Gematria? G-d forbid!
Gematria (Hebrew numerology) is a popular form of dvar Torah, used by pulpit rabbis and laymen alike. Despite its prevalence, it would be a mistake to assume that gematria is unanimously recognized as a legitimate form of Torah interpretation. Rabbi Avraham Ibn Ezra, one of the great Rishonim (medieval commentators), repudiates gematria-based exegesis in two places in his commentary.
The verse states: “And when Abram heard that his kinsman was taken captive, he armed his initiates who had been born in his house - three hundred and eighteen - and pursued them as far as Dan” (Bereishis 14:14). Rashi explains: “Our Rabbis said: it was Eliezer alone, for 318 is the numerical value of his name.” On that note, Ibn Ezra writes: “The calculation of the letters in Eliezer’s name was only stated in the manner of drash (homily), since the Torah does not speak in gematria, for anyone who desires can use gematria to interpret any name for good and for evil.”
The second expression of Ibn Ezra’s position can be found on Shemos (1:7): “God forbid that the prophet should speak in gematria or encoded messages!”
Let us analyze Ibn Ezra’s position. His first comment is clear: gematria lends itself to arbitrary interpretations. Chochmah (wisdom) is objective. Any method which enables people to project their own interpretations onto the text, without any objective standard of correctness, is not a method of chochmah. One can come up with dozens of gematria-based interpretations for a single word without any way of determining which are true and which are false.
But why does Ibn Ezra go so far as to say “God forbid” that the Torah should speak in gematria? I believe the answer can be found elsewhere in Ibn Ezra’s commentary.
One of the classic problems in the Chumash is the variant wording in the two accounts of the Ten Commandments: Hashem’s presentation in Parshas Yisro and Moshe’s reiteration in Vaeschanan. The commentators struggle to reconcile these differences.

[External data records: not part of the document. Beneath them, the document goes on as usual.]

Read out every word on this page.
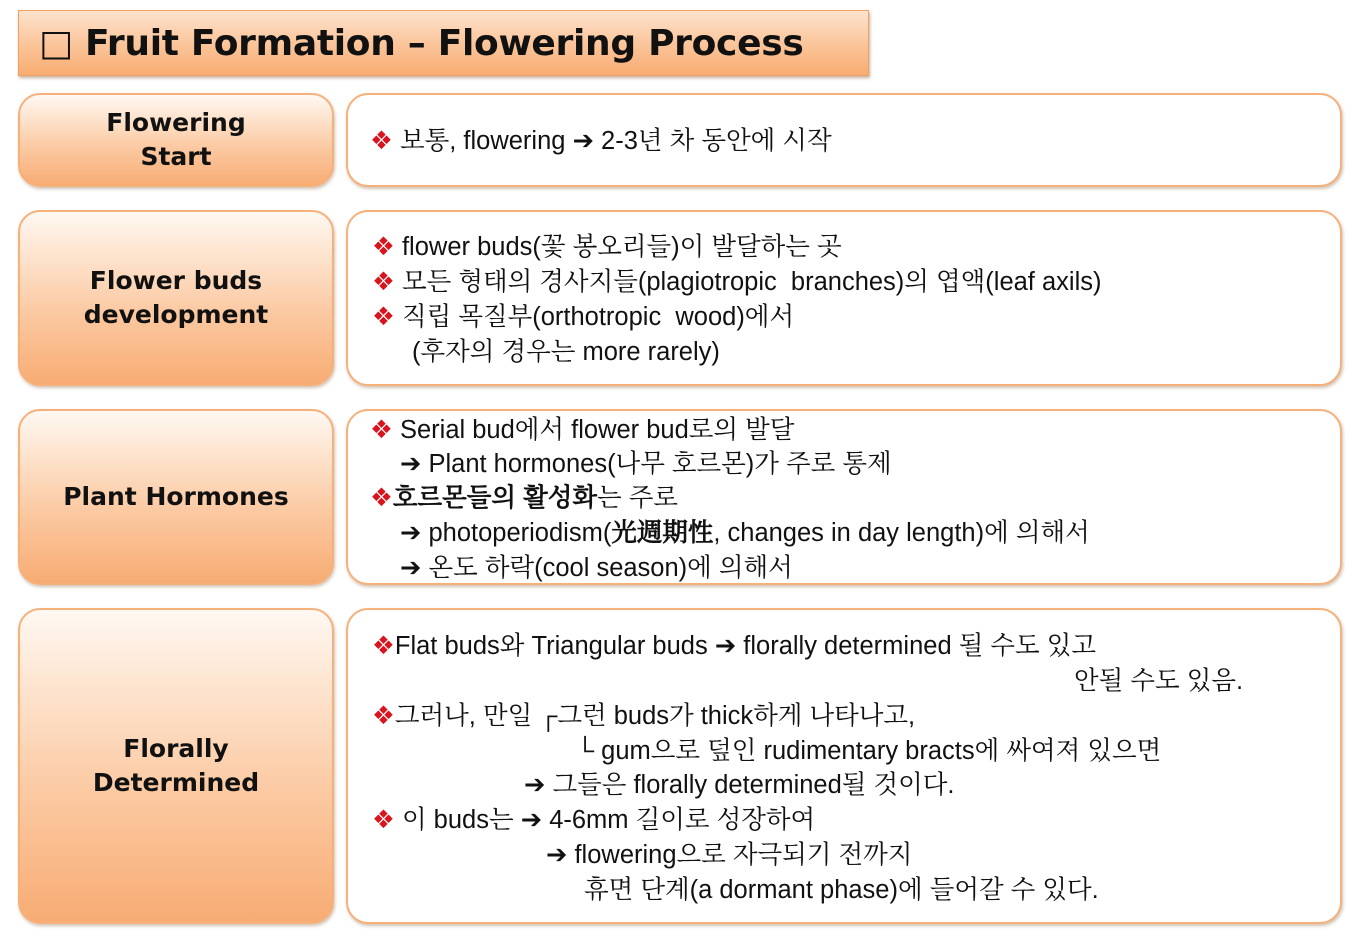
□ Fruit Formation – Flowering Process
Flowering
Start
❖ 보통, flowering ➔ 2-3년 차 동안에 시작
Flower buds
development
❖ flower buds(꽃 봉오리들)이 발달하는 곳
❖ 모든 형태의 경사지들(plagiotropic  branches)의 엽액(leaf axils)
❖ 직립 목질부(orthotropic  wood)에서
(후자의 경우는 more rarely)
Plant Hormones
❖ Serial bud에서 flower bud로의 발달
➔ Plant hormones(나무 호르몬)가 주로 통제
❖호르몬들의 활성화는 주로
➔ photoperiodism(光週期性, changes in day length)에 의해서
➔ 온도 하락(cool season)에 의해서
Florally
Determined
❖Flat buds와 Triangular buds ➔ florally determined 될 수도 있고
안될 수도 있음.
❖그러나, 만일 ┌그런 buds가 thick하게 나타나고,
└ gum으로 덮인 rudimentary bracts에 싸여져 있으면
➔ 그들은 florally determined될 것이다.
❖ 이 buds는 ➔ 4-6mm 길이로 성장하여
➔ flowering으로 자극되기 전까지
휴면 단계(a dormant phase)에 들어갈 수 있다.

Ibn Ezra has a simple answer: “Know that words are like bodies and ideas are like souls, and the body to the soul is like a vessel. Therefore, the guiding principle of all chachamim (wise individuals) in any language is to preserve the ideas without regard to a change of words, provided that their meanings are the same” (Ibn Ezra on Shemos 20:1). When Moshe reiterated the Ten Commandments, he wasn’t concerned with preserving Hashem’s exact wording. Rather, his sole concern was conveying the ideas - ideas which could be conveyed in different words.
A clear principle emerges from Ibn Ezra’s comments: chachamim preoccupy themselves with the ideas behind the words (the souls), not with the words per se (the bodies). Gematria, on the other hand, endows the very letters of the words with an inordinate degree of significance, and makes them the essence. As such, reasons Ibn Ezra, gematria cannot be a legitimate method of interpreting the Word of God. If Moshe Rabbeinu himself did not treat the letters as sacrosanct, then neither should we in our interpretive methods.
[It is a fundamental principle of Judaism that every word and every letter in the Torah was given to Moshe Rabbeinu at Sinai. The Ibn Ezra’s interpretation of the variant wording of the Ten Commandments does not contradict this.]
Is gematria ever appropriate? Yes. Ibn Ezra’s point is that what appears to be a derivation of an idea through gematria should not be construed as such. The idea came first, whether it is a peirush (interpretation) of the verse or a drash (homily) which was merely attached to the verse. Gematria was only employed by the Sages to present the idea.